Ante el escándalo, mi viejita salió de la casa, espantada, gritando como loca. Temí que también la maltrataran. Por suerte no lo hicieron, quizás al verla tan anciana. La dejaron que los insultara, mientras trataba de ayudarme a levantar. El mismo que me había golpeado me dijo que regresarían al día siguiente, con un grupo de gentes preparadas pa’ sacar a los árboles con todo y raíces, pa’ llevárselos. Sacó de una cartera cinco billetes de mil pesos y los tiró al suelo, junto a mí. Se marcharon con la misma rapidez con la que habían llegado. Los miré marcharse en su camioneta cerrada, muy potente, mientras mi viejita lloraba, inconsolable.

Y sí, al día siguiente regresaron, igual de orondos. Sin esperar a que yo saliera, comenzaron a trabajar como treinta fulanos, dirigidos por uno al que decían ingeniero. Yo los miraba desde la ventana, temblando de rabia, mientras mi viejita rezaba y lloraba, lloraba y rezaba, sentada a la orilla de la cama, con la vista pegada en el suelo. Nunca antes me había sentido tan inútil, tan acabado. Ganas me daban de salir a mentarles la madre, cuando menos, aunque me dieran un balazo o una buena tranquiza. No lo hice nomás pa’ no angustiar más a mi viejita. Pero si hubiera tenido un rifle, una pistola cuando menos, no hubiera dudado usarla pa’ que aprendieran a respetar a la gente, aun a la más jodida, como yo.

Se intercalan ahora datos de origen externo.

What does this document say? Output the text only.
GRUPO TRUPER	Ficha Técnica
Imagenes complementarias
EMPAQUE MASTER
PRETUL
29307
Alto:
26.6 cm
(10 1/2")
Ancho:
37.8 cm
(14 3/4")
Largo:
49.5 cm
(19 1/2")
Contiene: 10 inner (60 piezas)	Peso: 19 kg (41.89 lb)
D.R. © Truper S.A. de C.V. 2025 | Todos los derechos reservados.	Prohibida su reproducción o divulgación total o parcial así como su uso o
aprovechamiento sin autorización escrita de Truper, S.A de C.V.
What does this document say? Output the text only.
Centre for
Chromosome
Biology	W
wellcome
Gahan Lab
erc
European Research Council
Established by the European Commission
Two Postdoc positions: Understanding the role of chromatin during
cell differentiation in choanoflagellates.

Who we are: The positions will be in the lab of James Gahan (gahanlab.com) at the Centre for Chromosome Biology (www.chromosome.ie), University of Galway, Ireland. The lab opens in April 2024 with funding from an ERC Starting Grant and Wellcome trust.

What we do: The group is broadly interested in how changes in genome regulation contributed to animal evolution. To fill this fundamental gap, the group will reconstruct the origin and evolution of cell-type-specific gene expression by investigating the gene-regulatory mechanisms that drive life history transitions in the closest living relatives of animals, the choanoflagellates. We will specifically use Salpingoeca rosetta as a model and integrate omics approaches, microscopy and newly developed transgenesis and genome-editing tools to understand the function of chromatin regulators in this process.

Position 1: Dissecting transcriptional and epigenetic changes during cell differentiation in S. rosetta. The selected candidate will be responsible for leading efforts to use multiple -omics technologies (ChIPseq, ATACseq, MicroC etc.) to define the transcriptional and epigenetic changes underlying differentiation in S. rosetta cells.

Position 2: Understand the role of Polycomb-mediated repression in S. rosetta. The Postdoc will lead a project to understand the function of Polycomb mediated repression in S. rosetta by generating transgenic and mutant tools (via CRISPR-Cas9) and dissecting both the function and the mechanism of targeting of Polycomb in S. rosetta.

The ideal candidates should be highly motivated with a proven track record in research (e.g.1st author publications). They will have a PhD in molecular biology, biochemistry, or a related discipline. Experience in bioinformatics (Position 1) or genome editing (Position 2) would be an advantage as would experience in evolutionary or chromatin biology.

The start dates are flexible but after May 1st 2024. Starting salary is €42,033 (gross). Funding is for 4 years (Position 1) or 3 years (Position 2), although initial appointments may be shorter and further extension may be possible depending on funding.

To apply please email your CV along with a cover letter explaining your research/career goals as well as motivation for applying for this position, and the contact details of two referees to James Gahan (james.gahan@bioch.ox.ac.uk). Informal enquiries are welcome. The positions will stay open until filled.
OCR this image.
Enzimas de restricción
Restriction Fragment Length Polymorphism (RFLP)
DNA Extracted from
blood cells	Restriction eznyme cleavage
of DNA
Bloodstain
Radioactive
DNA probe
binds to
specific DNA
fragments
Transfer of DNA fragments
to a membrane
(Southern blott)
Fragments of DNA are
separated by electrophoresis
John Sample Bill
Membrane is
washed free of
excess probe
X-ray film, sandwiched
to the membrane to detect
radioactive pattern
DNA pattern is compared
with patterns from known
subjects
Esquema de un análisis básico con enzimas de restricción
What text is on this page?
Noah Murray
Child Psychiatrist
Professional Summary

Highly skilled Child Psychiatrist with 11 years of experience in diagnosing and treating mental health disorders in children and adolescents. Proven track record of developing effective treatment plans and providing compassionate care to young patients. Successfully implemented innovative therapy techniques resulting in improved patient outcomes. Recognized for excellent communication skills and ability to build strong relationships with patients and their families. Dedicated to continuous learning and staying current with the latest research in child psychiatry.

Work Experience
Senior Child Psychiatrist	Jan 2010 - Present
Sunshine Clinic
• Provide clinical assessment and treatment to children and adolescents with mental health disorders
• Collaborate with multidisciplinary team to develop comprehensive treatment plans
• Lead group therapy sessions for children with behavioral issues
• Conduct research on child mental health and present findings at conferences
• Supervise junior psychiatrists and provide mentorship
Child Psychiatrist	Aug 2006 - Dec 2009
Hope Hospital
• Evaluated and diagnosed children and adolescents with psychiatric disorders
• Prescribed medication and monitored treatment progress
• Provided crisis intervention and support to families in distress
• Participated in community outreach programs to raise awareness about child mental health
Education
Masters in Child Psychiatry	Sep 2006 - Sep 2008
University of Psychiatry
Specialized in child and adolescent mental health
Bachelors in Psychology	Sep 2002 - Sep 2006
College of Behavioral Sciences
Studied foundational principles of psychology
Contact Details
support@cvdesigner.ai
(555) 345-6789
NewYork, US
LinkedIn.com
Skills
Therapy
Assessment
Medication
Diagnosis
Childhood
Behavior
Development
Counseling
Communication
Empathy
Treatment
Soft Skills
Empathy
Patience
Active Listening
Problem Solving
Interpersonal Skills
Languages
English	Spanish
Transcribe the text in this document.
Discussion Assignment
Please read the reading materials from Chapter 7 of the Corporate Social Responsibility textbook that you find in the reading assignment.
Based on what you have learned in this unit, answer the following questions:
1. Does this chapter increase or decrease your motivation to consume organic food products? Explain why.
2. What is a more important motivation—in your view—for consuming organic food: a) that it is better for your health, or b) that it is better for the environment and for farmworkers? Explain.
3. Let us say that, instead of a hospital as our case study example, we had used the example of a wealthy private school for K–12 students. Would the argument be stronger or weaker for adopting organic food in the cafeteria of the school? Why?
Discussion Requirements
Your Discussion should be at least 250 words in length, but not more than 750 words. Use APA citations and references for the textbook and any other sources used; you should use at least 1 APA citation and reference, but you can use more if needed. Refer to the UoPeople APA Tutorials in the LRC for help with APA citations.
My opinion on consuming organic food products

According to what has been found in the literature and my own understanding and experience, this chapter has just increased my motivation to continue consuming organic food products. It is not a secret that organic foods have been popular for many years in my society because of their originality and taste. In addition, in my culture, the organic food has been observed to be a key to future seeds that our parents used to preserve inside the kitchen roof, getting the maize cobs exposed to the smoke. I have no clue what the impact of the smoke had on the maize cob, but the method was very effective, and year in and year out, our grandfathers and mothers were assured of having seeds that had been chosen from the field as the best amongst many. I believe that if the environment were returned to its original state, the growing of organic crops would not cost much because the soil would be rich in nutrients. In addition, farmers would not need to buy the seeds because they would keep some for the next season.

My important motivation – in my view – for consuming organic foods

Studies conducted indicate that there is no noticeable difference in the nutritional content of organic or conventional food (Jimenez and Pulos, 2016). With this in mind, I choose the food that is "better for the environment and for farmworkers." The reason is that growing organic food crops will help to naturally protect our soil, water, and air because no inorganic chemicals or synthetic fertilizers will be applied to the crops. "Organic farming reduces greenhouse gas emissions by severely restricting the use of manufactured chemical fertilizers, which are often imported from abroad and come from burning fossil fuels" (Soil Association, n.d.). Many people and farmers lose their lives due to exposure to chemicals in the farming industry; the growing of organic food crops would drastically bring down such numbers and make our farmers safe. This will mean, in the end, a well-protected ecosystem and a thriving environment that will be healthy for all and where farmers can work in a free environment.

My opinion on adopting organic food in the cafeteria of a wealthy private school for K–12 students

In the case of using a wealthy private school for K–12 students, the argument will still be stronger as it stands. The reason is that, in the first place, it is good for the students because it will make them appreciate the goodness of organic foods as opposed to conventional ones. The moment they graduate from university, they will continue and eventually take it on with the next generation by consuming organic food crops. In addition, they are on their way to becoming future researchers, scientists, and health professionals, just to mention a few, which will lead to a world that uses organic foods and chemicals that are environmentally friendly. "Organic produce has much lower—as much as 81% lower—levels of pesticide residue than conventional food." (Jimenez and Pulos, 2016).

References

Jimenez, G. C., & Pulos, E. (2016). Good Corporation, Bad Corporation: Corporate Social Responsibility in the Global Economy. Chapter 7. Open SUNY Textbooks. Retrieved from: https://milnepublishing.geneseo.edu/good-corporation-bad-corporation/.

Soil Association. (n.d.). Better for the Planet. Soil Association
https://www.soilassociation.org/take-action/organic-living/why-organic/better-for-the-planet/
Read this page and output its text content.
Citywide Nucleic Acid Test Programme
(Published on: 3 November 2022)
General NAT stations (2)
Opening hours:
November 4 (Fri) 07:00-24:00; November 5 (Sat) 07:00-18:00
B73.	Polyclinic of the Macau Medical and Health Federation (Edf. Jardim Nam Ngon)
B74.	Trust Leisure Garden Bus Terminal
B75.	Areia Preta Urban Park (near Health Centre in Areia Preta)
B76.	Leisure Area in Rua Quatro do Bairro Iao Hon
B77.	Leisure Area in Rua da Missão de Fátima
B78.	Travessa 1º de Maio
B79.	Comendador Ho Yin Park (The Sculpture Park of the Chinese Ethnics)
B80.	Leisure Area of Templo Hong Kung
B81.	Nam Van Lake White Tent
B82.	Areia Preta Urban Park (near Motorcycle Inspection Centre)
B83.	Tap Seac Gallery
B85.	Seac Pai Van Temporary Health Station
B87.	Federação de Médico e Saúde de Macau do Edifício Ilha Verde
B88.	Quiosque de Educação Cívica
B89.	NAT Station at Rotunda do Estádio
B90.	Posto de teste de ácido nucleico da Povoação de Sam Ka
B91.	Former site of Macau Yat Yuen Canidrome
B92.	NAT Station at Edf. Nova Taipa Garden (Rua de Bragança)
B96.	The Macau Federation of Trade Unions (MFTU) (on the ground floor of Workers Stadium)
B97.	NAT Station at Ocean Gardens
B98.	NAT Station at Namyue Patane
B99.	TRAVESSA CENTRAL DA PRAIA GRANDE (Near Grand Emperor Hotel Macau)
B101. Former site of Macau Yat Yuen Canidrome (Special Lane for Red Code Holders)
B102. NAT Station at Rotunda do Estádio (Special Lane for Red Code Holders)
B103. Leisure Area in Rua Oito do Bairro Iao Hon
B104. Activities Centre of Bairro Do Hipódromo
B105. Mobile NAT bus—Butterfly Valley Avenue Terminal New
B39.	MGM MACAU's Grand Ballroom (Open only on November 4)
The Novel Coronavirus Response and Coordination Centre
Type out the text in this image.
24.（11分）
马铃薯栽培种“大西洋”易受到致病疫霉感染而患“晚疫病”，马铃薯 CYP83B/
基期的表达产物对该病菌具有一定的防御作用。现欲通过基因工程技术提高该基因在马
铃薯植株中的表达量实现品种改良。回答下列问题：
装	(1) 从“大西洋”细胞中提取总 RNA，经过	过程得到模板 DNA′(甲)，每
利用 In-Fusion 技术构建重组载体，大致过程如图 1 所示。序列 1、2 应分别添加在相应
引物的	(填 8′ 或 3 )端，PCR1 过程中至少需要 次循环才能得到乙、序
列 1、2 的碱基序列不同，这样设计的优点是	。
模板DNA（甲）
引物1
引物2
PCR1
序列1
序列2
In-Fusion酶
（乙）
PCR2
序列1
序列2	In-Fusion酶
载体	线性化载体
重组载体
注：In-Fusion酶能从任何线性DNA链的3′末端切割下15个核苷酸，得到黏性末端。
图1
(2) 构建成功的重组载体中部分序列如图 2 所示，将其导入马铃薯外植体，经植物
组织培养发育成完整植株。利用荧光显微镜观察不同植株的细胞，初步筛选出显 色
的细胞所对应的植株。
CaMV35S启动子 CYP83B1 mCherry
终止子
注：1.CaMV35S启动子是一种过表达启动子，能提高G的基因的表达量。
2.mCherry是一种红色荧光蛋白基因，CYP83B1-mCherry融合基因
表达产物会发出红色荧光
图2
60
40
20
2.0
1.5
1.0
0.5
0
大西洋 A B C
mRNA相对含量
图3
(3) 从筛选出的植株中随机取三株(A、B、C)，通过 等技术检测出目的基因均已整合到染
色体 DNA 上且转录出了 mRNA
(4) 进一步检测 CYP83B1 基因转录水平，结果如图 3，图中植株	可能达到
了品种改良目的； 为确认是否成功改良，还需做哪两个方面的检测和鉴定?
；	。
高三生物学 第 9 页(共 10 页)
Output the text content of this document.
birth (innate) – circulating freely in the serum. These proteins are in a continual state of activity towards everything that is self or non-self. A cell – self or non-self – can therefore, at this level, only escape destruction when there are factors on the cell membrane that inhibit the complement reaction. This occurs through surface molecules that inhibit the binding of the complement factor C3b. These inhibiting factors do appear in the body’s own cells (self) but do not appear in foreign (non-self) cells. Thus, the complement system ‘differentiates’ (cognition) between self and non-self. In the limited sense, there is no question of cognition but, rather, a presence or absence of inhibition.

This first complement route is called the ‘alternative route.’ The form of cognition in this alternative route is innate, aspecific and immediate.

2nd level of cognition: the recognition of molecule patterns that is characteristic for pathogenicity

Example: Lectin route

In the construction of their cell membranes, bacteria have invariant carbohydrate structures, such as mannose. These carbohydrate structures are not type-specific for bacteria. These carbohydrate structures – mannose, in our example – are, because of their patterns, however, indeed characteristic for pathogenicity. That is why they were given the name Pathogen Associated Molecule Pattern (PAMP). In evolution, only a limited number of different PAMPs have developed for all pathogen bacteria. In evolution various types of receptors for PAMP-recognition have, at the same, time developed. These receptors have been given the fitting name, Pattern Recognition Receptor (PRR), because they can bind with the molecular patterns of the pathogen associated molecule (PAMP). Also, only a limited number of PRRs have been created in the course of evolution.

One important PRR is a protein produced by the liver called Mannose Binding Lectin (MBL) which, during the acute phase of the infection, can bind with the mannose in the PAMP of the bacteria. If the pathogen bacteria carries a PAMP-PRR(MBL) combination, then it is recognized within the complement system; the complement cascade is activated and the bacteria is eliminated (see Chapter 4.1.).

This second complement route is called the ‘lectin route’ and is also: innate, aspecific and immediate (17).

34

Todo el día estuvieron dando lata, escarbando y regando a los pobres arbolitos, hasta que las raíces quedaron descubiertas. Luego los acostaron con muchos trabajos, con la ayuda de una grúa, los subieron a dos remolques y se los llevaron. A esa hora el sol se había ocultado, así que al menos no miré cómo se alejaban de nuestro lado, llevándose infinidad de recuerdos, los únicos buenos recuerdos que viven en mi cabeza. Todo el día estuve mirando cómo cavaban alrededor de los nogales, siguiendo las instrucciones del ingeniero, quien parecía saber mucho de árboles, así que al menos me despreocupé, al darme cuenta de que no les harían daño, no tanto como podría haber sido si no estuviera ese señor al pendiente de la escarbadera.

Pero después de cavilar un buen rato, me dije que ni así los dos nogales seguirán con vida, tan acostumbrados como están a su tierra, al igual que nosotros. Por muchos cuidados que pongan pa’ trasplantarlos, seguramente se habrán de secar al extrañar su querencia, de eso no me cabe la menor duda. Me alegra pensarlo. Suena egoísta y lo es, pero me daría mucho coraje que el licenciado ese se saliera con la suya de tener en su rancho dos nogales que nunca le pertenecerán.

Los cinco mil pesos allí están, sobre la mesa de la cocina, como mudos testigos de una canallada que no merecíamos mi viejita y yo. No nos interesa gastarlos, a pesar de tantas cosas que nos hacen falta, porque sería como aceptar que accedimos a venderlos cuando no fue así. Decidimos dárselos a mi compadre, de algo le han de servir, sin decirle cómo los obtuvimos. Si me preguntara que de donde salieron, le diría que se trata de un dinero que me envío mi hija, que se lo estaba dando por el aprecio que siempre nos tuvimos. No creo que insista más.

Cuando sepa el fin que tuvimos, tal vez colija el verdadero origen del dinero. Para entonces lo más seguro es que se lo haya gastado, lo que sería muy bueno. Espero que no queden más que cenizas de mi viejita y yo, pa’ evitarle molestias a mi compadre. Los hoyos que dejaron los nogales son el testimonio de una vileza, por eso preferimos morir. Lo único bueno es que por fin mi viejita no puso reparos ante la idea de quedarnos aquí mientras le prendo fuego a nuestro tilichero.

- Así sabremos anticipadamente lo que es el infierno-, le dije con ánimo de hacerla reír. Al ver que ni caso me hizo, me puse a pensar que la llevábamos de gane en caso de irnos al infierno.